Second, Silver Sage has failed to show that the district court's order is clearly erroneous as a matter of law. Silver Sage isolates one ambiguous paragraph in the order and uses it to attribute nefarious intentions to the district court. The new trial order, however, was based on such issues as causality, insufficiency of the evidence, and failure to mitigate. Silver Sage has not shown that those findings were clearly erroneous.
Third, the court's order is not an oft-repeated error and does not manifest persistent disregard for the federal rules. The record does not support Silver Sage's allegation that the district court refused to hear it on the merits of the new trial order. Finally, the order does not raise new and important problems or issues of law of first impression.

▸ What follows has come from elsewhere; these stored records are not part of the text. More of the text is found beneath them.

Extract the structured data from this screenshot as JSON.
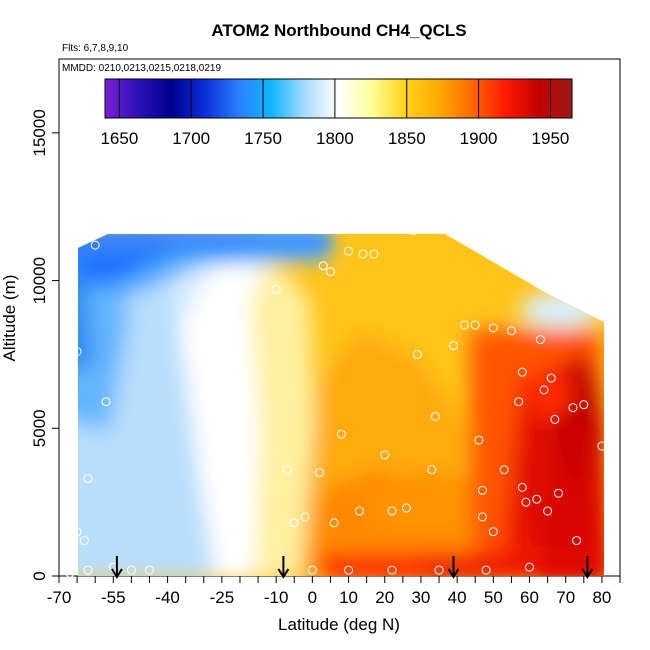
{
  "chart_data": {
    "type": "heatmap",
    "title": "ATOM2 Northbound CH4_QCLS",
    "subtitle_flights": "Flts: 6,7,8,9,10",
    "subtitle_dates": "MMDD: 0210,0213,0215,0218,0219",
    "xlabel": "Latitude (deg N)",
    "ylabel": "Altitude (m)",
    "xlim": [
      -70,
      85
    ],
    "ylim": [
      0,
      17500
    ],
    "x_ticks": [
      -70,
      -55,
      -40,
      -25,
      -10,
      0,
      10,
      20,
      30,
      40,
      50,
      60,
      70,
      80
    ],
    "x_tick_labels": [
      "-70",
      "-55",
      "-40",
      "-25",
      "-10",
      "0",
      "10",
      "20",
      "30",
      "40",
      "50",
      "60",
      "70",
      "80"
    ],
    "y_ticks": [
      0,
      5000,
      10000,
      15000
    ],
    "y_tick_labels": [
      "0",
      "5000",
      "10000",
      "15000"
    ],
    "colorbar": {
      "range": [
        1640,
        1965
      ],
      "ticks": [
        1650,
        1700,
        1750,
        1800,
        1850,
        1900,
        1950
      ],
      "tick_labels": [
        "1650",
        "1700",
        "1750",
        "1800",
        "1850",
        "1900",
        "1950"
      ],
      "colors": [
        "#7a1fd6",
        "#2a10b8",
        "#00008f",
        "#0a2fd8",
        "#2a7fff",
        "#12b6ff",
        "#a9dcff",
        "#ffffff",
        "#ffff99",
        "#ffd21a",
        "#ffaa00",
        "#ff6a00",
        "#ff1a00",
        "#c40000",
        "#9e1a1a"
      ]
    },
    "arrows_lat": [
      -54,
      -8,
      39,
      76
    ],
    "samples": [
      [
        -67,
        12000
      ],
      [
        -66,
        10500
      ],
      [
        -67,
        10000
      ],
      [
        -65,
        7600
      ],
      [
        -66,
        5000
      ],
      [
        -57,
        5900
      ],
      [
        -62,
        3300
      ],
      [
        -65,
        1500
      ],
      [
        -63,
        1200
      ],
      [
        -67,
        100
      ],
      [
        -62,
        200
      ],
      [
        -55,
        300
      ],
      [
        -50,
        200
      ],
      [
        -45,
        200
      ],
      [
        -60,
        11200
      ],
      [
        -57,
        11900
      ],
      [
        -10,
        9700
      ],
      [
        -7,
        3600
      ],
      [
        -5,
        1800
      ],
      [
        -2,
        2000
      ],
      [
        2,
        3500
      ],
      [
        3,
        10500
      ],
      [
        5,
        10300
      ],
      [
        6,
        1800
      ],
      [
        8,
        4800
      ],
      [
        10,
        11000
      ],
      [
        13,
        2200
      ],
      [
        14,
        10900
      ],
      [
        17,
        10900
      ],
      [
        20,
        4100
      ],
      [
        22,
        2200
      ],
      [
        22,
        200
      ],
      [
        26,
        2300
      ],
      [
        28,
        11700
      ],
      [
        29,
        7500
      ],
      [
        33,
        3600
      ],
      [
        34,
        5400
      ],
      [
        35,
        11800
      ],
      [
        39,
        7800
      ],
      [
        42,
        8500
      ],
      [
        45,
        8500
      ],
      [
        46,
        4600
      ],
      [
        47,
        2000
      ],
      [
        47,
        2900
      ],
      [
        50,
        8400
      ],
      [
        50,
        1500
      ],
      [
        53,
        3600
      ],
      [
        55,
        8300
      ],
      [
        57,
        5900
      ],
      [
        58,
        6900
      ],
      [
        58,
        3000
      ],
      [
        59,
        2500
      ],
      [
        60,
        300
      ],
      [
        62,
        2600
      ],
      [
        63,
        8000
      ],
      [
        64,
        6300
      ],
      [
        65,
        2200
      ],
      [
        66,
        6700
      ],
      [
        67,
        5300
      ],
      [
        68,
        2800
      ],
      [
        72,
        5700
      ],
      [
        75,
        5800
      ],
      [
        73,
        1200
      ],
      [
        79,
        8900
      ],
      [
        80,
        4400
      ],
      [
        35,
        200
      ],
      [
        10,
        200
      ],
      [
        0,
        200
      ],
      [
        48,
        200
      ]
    ]
  }
}
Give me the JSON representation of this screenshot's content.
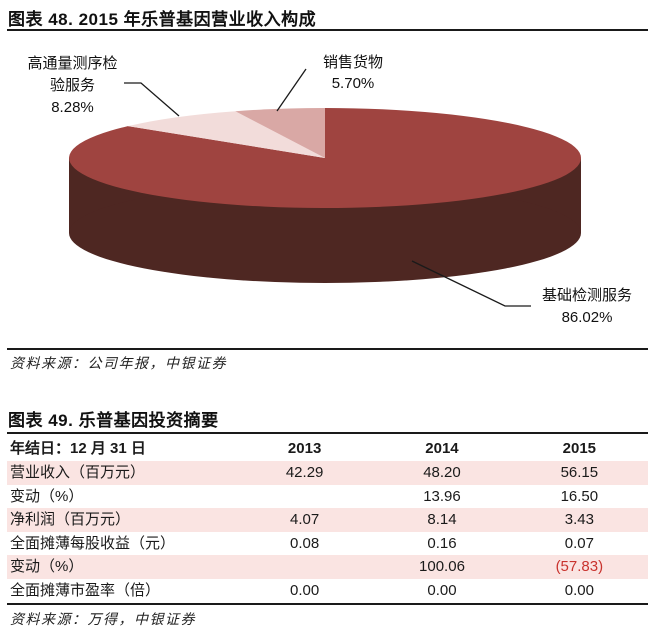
{
  "figure48": {
    "title": "图表 48. 2015 年乐普基因营业收入构成",
    "source": "资料来源：公司年报，中银证券",
    "labels": {
      "seq": {
        "line1": "高通量测序检",
        "line2": "验服务",
        "pct": "8.28%"
      },
      "goods": {
        "line1": "销售货物",
        "pct": "5.70%"
      },
      "basic": {
        "line1": "基础检测服务",
        "pct": "86.02%"
      }
    }
  },
  "chart_data": [
    {
      "type": "pie",
      "style": "3d-pie",
      "title": "2015 年乐普基因营业收入构成",
      "start_angle_deg": 0,
      "direction": "clockwise",
      "side_color": "#4E2722",
      "slices": [
        {
          "label": "基础检测服务",
          "value": 86.02,
          "color": "#9F4440"
        },
        {
          "label": "高通量测序检验服务",
          "value": 8.28,
          "color": "#F2DCDA"
        },
        {
          "label": "销售货物",
          "value": 5.7,
          "color": "#D9A8A5"
        }
      ],
      "legend": "none",
      "data_labels": "category-name-and-percent"
    },
    {
      "type": "table",
      "title": "乐普基因投资摘要",
      "columns": [
        "年结日：12 月 31 日",
        "2013",
        "2014",
        "2015"
      ],
      "rows": [
        [
          "营业收入（百万元）",
          "42.29",
          "48.20",
          "56.15"
        ],
        [
          "变动（%）",
          "",
          "13.96",
          "16.50"
        ],
        [
          "净利润（百万元）",
          "4.07",
          "8.14",
          "3.43"
        ],
        [
          "全面摊薄每股收益（元）",
          "0.08",
          "0.16",
          "0.07"
        ],
        [
          "变动（%）",
          "",
          "100.06",
          "(57.83)"
        ],
        [
          "全面摊薄市盈率（倍）",
          "0.00",
          "0.00",
          "0.00"
        ]
      ]
    }
  ],
  "figure49": {
    "title": "图表 49. 乐普基因投资摘要",
    "source": "资料来源：万得，中银证券",
    "table": {
      "header": [
        "年结日：12 月 31 日",
        "2013",
        "2014",
        "2015"
      ],
      "rows": [
        {
          "label": "营业收入（百万元）",
          "values": [
            "42.29",
            "48.20",
            "56.15"
          ],
          "pink": true,
          "value_colors": [
            "",
            "",
            ""
          ]
        },
        {
          "label": "变动（%）",
          "values": [
            "",
            "13.96",
            "16.50"
          ],
          "pink": false,
          "value_colors": [
            "",
            "",
            ""
          ]
        },
        {
          "label": "净利润（百万元）",
          "values": [
            "4.07",
            "8.14",
            "3.43"
          ],
          "pink": true,
          "value_colors": [
            "",
            "",
            ""
          ]
        },
        {
          "label": "全面摊薄每股收益（元）",
          "values": [
            "0.08",
            "0.16",
            "0.07"
          ],
          "pink": false,
          "value_colors": [
            "",
            "",
            ""
          ]
        },
        {
          "label": "变动（%）",
          "values": [
            "",
            "100.06",
            "(57.83)"
          ],
          "pink": true,
          "value_colors": [
            "",
            "",
            "#C9332E"
          ]
        },
        {
          "label": "全面摊薄市盈率（倍）",
          "values": [
            "0.00",
            "0.00",
            "0.00"
          ],
          "pink": false,
          "value_colors": [
            "",
            "",
            ""
          ]
        }
      ],
      "stripe_color": "#FAE4E2",
      "negative_color": "#C9332E"
    }
  }
}
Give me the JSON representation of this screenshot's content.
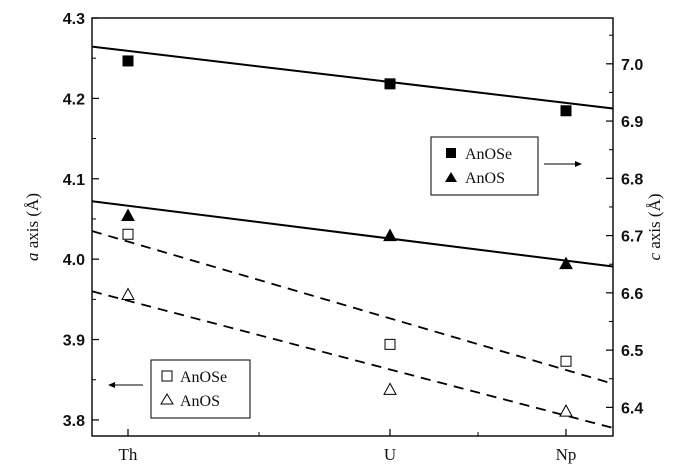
{
  "chart_data": {
    "type": "scatter",
    "categories": [
      "Th",
      "U",
      "Np"
    ],
    "left_axis": {
      "label_italic": "a",
      "label_rest": " axis (Å)",
      "range": [
        3.78,
        4.3
      ],
      "ticks": [
        "3.8",
        "3.9",
        "4.0",
        "4.1",
        "4.2",
        "4.3"
      ],
      "tick_values": [
        3.8,
        3.9,
        4.0,
        4.1,
        4.2,
        4.3
      ]
    },
    "right_axis": {
      "label_italic": "c",
      "label_rest": " axis (Å)",
      "range": [
        6.35,
        7.08
      ],
      "ticks": [
        "6.4",
        "6.5",
        "6.6",
        "6.7",
        "6.8",
        "6.9",
        "7.0"
      ],
      "tick_values": [
        6.4,
        6.5,
        6.6,
        6.7,
        6.8,
        6.9,
        7.0
      ]
    },
    "series": [
      {
        "name": "AnOSe",
        "axis": "right",
        "marker": "square",
        "filled": true,
        "fit": "solid",
        "values": [
          7.005,
          6.965,
          6.918
        ]
      },
      {
        "name": "AnOS",
        "axis": "right",
        "marker": "triangle",
        "filled": true,
        "fit": "solid",
        "values": [
          6.735,
          6.7,
          6.651
        ]
      },
      {
        "name": "AnOSe",
        "axis": "left",
        "marker": "square",
        "filled": false,
        "fit": "dashed",
        "values": [
          4.031,
          3.894,
          3.873
        ]
      },
      {
        "name": "AnOS",
        "axis": "left",
        "marker": "triangle",
        "filled": false,
        "fit": "dashed",
        "values": [
          3.956,
          3.838,
          3.811
        ]
      }
    ],
    "fit_lines": [
      {
        "style": "solid",
        "axis": "right",
        "y_at_start": 7.03,
        "y_at_end": 6.922
      },
      {
        "style": "solid",
        "axis": "right",
        "y_at_start": 6.76,
        "y_at_end": 6.646
      },
      {
        "style": "dashed",
        "axis": "left",
        "y_at_start": 4.035,
        "y_at_end": 3.845
      },
      {
        "style": "dashed",
        "axis": "left",
        "y_at_start": 3.96,
        "y_at_end": 3.79
      }
    ],
    "legends": [
      {
        "position": "right",
        "arrow": "right",
        "entries": [
          {
            "label": "AnOSe",
            "marker": "square",
            "filled": true
          },
          {
            "label": "AnOS",
            "marker": "triangle",
            "filled": true
          }
        ]
      },
      {
        "position": "bottom-left",
        "arrow": "left",
        "entries": [
          {
            "label": "AnOSe",
            "marker": "square",
            "filled": false
          },
          {
            "label": "AnOS",
            "marker": "triangle",
            "filled": false
          }
        ]
      }
    ],
    "grid": false
  }
}
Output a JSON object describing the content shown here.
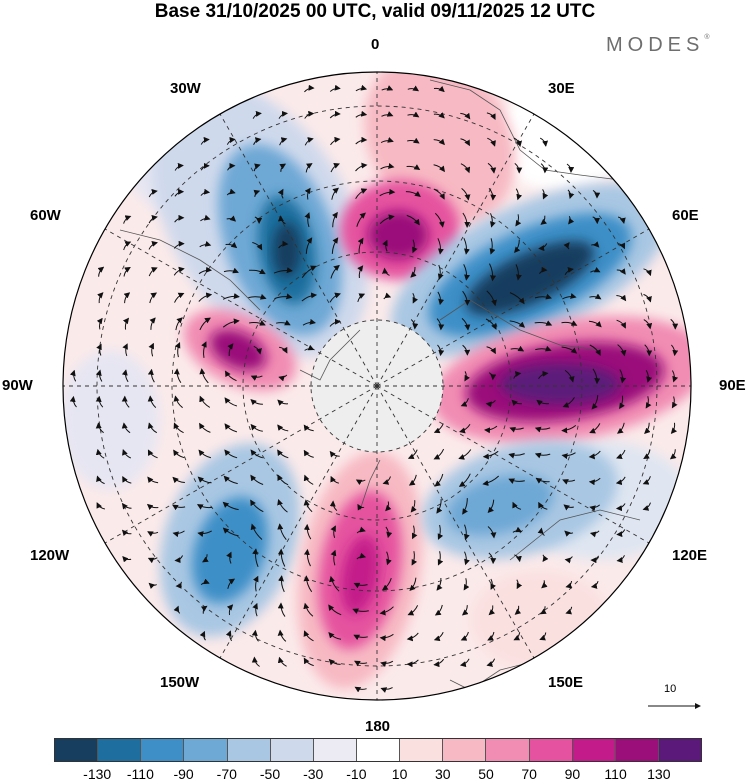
{
  "title": "Base 31/10/2025 00 UTC, valid 09/11/2025 12 UTC",
  "brand": "MODES",
  "brand_mark": "®",
  "longitude_labels": {
    "top": "0",
    "top_right": "30E",
    "right_upper": "60E",
    "right": "90E",
    "right_lower": "120E",
    "bottom_right": "150E",
    "bottom": "180",
    "bottom_left": "150W",
    "left_lower": "120W",
    "left": "90W",
    "left_upper": "60W",
    "top_left": "30W"
  },
  "reference_vector_label": "10",
  "colorbar": {
    "colors": [
      "#173e5f",
      "#1e6f9f",
      "#3e8fc7",
      "#6ea8d5",
      "#a9c7e3",
      "#cfd9ec",
      "#ecebf4",
      "#ffffff",
      "#fbe0e0",
      "#f7b9c3",
      "#f18cb2",
      "#e5529f",
      "#c41b8a",
      "#9a0f7a",
      "#5b1a7a"
    ],
    "tick_labels": [
      "-130",
      "-110",
      "-90",
      "-70",
      "-50",
      "-30",
      "-10",
      "10",
      "30",
      "50",
      "70",
      "90",
      "110",
      "130"
    ]
  }
}
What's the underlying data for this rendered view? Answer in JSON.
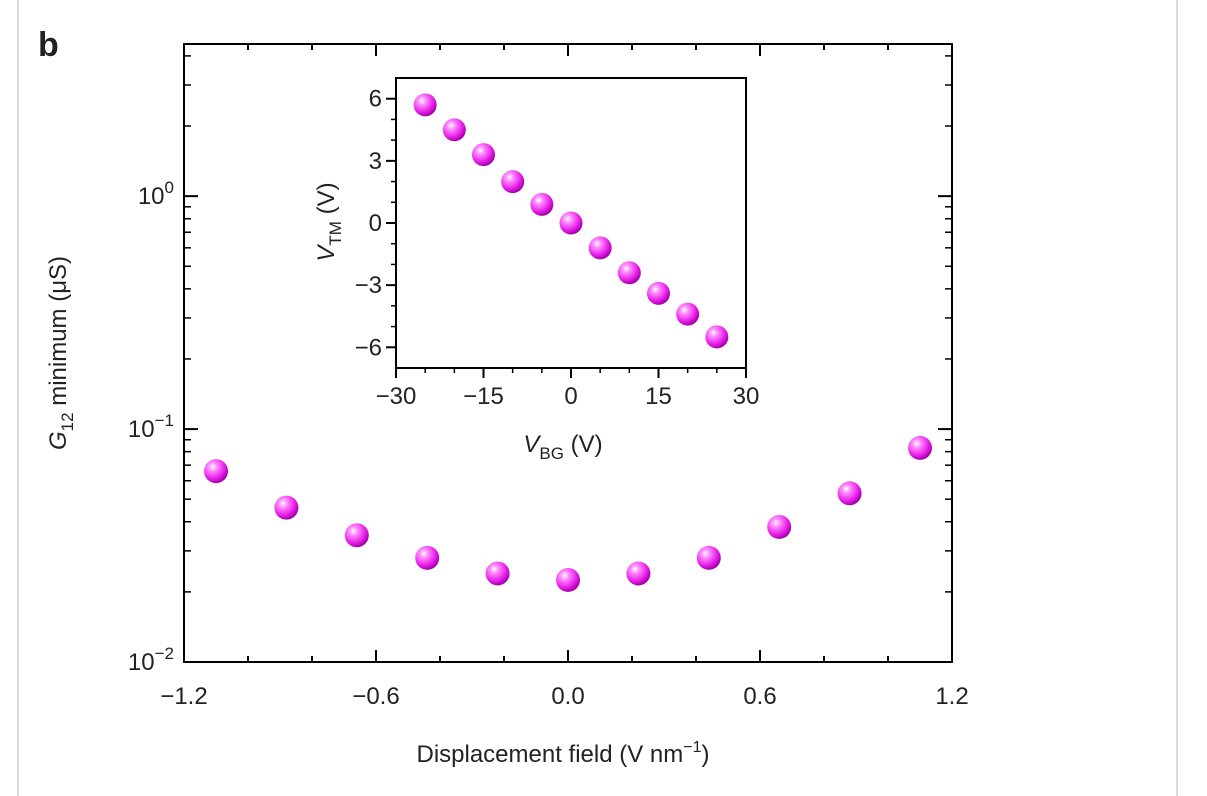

In sum, Silver Sage has not carried its burden of showing that its right to issuance of the writ is " 'clear and indisputable." ' See Bankers Life & Cas. Co., 346 U.S. at 384 (quoting United States v. Duell, 172 U.S. 576, 582, 19 S.Ct. 286, 43 L.Ed. 559 (1899)). Any error by the district court in its new trial order is correctable on appeal. We encourage the district court and the parties to strive for promptness in all subsequent proceedings.